La fede, un punto fermo. Entrata al Civile il 25 marzo, ne è uscita 23 giorni dopo. «All’inizio mi hanno portata al padiglione Jona, dove avevano creato un reparto d’isolamento per i pazienti in attesa dell’esito del tampone. Mentre il giorno dopo mi hanno trasferita agli Infettivi». Eppure, nonostante la criticità della situazione, Martina confessa di non aver mai avuto paura. «La morte in quanto tale è qualcosa con cui ho dovuto fare i conti più volte. Le cose vanno come devono andare, gli uomini fanno del loro meglio, poi al resto ci pensa Lui», dice, sottolineando come in quelle giornate ormai alle spalle la fede sia stata sempre un punto fermo. Qualcosa di essenziale.
«Mio padre, che ho perso da poco, era un uomo di fede assoluta che si affidava alla volontà del Signore. Da un lato mi ha trasmesso la voglia di vivere, di vedere sempre il lato buono delle cose. Dall’altro un senso di protezione che viene dall’alto». I primi due giorni Martina li ha passati in isolamento, con maschera per l’ossigeno, febbre alta e dolori diffusi. Infermieri e medici entravano e uscivano dalla stanza, irriconoscibili a causa delle protezioni indossate, e parlavano per rincuorarla, potendo rimanere lì solo lo stretto necessario. «Sì, perché questo virus ti rende pericoloso per gli altri. Sono stati due giorni in cui mi sono ritrovata ancora una volta faccia a faccia con la mia fragilità fisica, immersa nel nulla di questa malattia che non ha confini: sai quando inizia, non sai quando sarà la fine».
Una malattia segnata dalla solitudine. Ma in tutto questo, una compagnia preziosa – in una condizione di solitudine assoluta – c’è stata. Il rosario da Lourdes, seguito ogni sera attraverso il cellulare. Poi è arrivato il terzo giorno, in cui Martina si è ritrovata a condividere la stanza con una paziente novantenne, col casco Cpap. Allora ecco che assistere impotente a ciò che le accadeva accanto, «ha oscurato il mondo. Notte e giorno non avevano distinzione. La luce era sempre accesa e il rumore dell’ossigeno mio e suo si confondevano. Due settimane dopo gli infermieri mi hanno detto che la donna non ce l’aveva fatta, è morta sola come tutti quelli che in questo periodo ci lasciano».
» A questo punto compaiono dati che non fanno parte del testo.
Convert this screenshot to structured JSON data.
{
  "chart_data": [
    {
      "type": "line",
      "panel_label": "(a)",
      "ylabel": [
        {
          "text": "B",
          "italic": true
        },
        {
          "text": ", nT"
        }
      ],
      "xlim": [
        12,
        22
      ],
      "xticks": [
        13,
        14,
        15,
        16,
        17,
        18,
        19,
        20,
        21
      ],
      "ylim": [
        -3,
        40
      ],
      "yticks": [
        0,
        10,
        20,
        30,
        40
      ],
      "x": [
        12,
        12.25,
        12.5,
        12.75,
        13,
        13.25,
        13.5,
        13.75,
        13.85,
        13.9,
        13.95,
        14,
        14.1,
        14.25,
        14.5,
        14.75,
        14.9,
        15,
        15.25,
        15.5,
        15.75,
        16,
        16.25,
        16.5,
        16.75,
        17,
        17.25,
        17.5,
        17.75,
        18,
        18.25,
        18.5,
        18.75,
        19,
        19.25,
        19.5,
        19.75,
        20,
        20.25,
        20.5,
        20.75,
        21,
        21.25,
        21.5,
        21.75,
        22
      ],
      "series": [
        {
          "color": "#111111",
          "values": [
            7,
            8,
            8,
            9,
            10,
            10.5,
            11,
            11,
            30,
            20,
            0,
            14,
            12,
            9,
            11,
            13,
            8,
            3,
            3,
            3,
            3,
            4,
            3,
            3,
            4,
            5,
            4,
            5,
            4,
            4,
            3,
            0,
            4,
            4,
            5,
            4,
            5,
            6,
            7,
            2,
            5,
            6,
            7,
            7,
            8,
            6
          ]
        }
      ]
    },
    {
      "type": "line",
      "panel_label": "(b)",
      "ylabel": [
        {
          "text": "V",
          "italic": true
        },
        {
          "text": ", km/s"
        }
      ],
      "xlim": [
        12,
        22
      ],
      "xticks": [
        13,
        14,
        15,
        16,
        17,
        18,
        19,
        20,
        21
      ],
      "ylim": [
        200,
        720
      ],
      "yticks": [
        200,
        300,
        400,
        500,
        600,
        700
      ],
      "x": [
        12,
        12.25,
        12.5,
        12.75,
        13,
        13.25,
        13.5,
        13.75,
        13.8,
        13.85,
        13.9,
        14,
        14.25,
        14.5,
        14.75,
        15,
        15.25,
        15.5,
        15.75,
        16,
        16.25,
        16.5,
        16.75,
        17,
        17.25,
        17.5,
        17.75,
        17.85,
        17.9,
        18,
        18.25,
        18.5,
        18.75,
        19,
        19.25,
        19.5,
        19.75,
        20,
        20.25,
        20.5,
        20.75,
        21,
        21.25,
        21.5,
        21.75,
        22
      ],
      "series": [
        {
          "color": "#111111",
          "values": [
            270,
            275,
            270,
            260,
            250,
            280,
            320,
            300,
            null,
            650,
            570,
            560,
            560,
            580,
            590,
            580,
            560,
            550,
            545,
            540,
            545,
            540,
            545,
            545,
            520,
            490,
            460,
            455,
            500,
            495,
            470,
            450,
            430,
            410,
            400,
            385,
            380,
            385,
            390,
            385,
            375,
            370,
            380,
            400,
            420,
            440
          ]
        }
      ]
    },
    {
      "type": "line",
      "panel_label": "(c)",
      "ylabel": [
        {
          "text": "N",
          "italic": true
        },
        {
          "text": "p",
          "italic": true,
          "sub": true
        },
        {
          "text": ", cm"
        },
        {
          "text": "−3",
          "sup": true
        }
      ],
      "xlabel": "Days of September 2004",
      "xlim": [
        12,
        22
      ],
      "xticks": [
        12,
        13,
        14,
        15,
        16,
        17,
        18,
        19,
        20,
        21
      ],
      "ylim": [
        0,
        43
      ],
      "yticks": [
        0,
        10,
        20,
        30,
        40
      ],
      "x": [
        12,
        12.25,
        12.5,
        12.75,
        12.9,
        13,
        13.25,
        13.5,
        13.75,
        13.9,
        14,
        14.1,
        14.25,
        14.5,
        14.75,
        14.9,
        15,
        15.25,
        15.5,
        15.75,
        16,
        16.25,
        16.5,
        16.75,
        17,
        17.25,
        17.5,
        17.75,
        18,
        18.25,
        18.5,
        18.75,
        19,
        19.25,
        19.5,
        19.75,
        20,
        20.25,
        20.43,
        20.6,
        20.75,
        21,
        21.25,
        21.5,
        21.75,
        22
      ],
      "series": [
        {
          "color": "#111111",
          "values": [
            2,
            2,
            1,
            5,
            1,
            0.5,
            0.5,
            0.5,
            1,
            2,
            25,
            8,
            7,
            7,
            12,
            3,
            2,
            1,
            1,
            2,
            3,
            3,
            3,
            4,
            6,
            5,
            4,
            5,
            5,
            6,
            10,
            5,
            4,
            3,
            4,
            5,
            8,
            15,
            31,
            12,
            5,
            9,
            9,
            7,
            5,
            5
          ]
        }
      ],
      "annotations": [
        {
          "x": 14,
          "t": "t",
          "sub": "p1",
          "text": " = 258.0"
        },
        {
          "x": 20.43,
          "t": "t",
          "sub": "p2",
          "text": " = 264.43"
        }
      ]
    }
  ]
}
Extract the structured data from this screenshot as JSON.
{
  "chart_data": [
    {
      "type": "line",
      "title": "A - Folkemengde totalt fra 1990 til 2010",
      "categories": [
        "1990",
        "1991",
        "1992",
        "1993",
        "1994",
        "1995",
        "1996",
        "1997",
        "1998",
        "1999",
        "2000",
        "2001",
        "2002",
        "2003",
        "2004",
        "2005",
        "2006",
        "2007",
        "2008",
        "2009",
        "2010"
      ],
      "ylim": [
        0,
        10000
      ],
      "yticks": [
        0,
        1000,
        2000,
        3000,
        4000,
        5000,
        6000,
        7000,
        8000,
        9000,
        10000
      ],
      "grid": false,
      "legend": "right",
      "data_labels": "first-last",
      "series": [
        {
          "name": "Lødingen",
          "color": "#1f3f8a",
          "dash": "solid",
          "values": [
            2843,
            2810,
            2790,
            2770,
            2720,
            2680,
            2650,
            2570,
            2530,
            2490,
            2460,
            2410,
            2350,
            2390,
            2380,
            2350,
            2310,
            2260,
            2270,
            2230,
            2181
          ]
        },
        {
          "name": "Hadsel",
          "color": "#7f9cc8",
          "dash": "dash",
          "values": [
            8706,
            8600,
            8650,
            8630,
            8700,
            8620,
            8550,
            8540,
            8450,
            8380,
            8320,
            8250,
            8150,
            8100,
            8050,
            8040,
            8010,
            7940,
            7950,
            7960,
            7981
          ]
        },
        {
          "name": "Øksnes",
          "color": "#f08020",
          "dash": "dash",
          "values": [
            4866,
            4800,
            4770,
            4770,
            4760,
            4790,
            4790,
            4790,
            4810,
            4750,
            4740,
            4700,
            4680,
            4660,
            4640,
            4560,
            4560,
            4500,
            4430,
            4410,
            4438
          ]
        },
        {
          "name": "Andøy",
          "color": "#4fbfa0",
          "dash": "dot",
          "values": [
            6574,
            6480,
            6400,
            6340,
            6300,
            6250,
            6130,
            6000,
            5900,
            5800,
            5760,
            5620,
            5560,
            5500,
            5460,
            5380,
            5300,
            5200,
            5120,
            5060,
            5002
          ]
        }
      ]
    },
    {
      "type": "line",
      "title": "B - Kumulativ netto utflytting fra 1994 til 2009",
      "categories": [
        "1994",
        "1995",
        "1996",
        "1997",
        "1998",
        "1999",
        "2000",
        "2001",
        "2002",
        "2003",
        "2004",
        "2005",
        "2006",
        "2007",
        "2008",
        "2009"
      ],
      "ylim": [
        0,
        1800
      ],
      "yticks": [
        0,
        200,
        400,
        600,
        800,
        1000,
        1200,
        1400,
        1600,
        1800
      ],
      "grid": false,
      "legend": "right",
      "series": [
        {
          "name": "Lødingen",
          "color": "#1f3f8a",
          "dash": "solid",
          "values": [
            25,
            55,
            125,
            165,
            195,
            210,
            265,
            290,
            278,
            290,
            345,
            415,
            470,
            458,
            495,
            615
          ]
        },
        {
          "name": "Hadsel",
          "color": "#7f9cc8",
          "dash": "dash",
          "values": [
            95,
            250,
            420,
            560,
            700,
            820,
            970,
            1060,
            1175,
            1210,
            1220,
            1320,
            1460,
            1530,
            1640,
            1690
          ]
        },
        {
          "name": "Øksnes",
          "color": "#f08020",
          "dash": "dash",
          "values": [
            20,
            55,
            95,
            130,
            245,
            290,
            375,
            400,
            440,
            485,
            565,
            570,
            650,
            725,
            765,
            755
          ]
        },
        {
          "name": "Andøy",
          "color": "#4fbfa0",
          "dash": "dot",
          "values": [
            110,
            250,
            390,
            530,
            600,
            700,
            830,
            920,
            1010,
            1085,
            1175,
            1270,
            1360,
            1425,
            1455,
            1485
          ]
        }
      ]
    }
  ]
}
Ed è proprio questo, per Martina, l’aspetto più drammatico del Covid-19: la solitudine. Legata anche al non poter fare la Comunione. «Questo virus colpisce tutto il tuo corpo, i miei esami erano sballati. L’ossigenazione ad un certo punto ha iniziato a scendere così mi hanno dato un farmaco sperimentale (quello anti-artrite reumatoide) associato ad altri. E i risultati hanno iniziato a vedersi. Dopo 20 giorni ho sospeso l’ossigeno e dopo altri 3 sono tornata a casa». Un momento tanto felice anche se non facile, poiché quanto vissuto gli altri non riescono a percepirlo davvero. «Ora sto bene. Ma al mio rientro ero provata fisicamente. Ho dovuto prendermi del tempo per mettere insieme tutto ciò che ho provato nella testa durante il ricovero».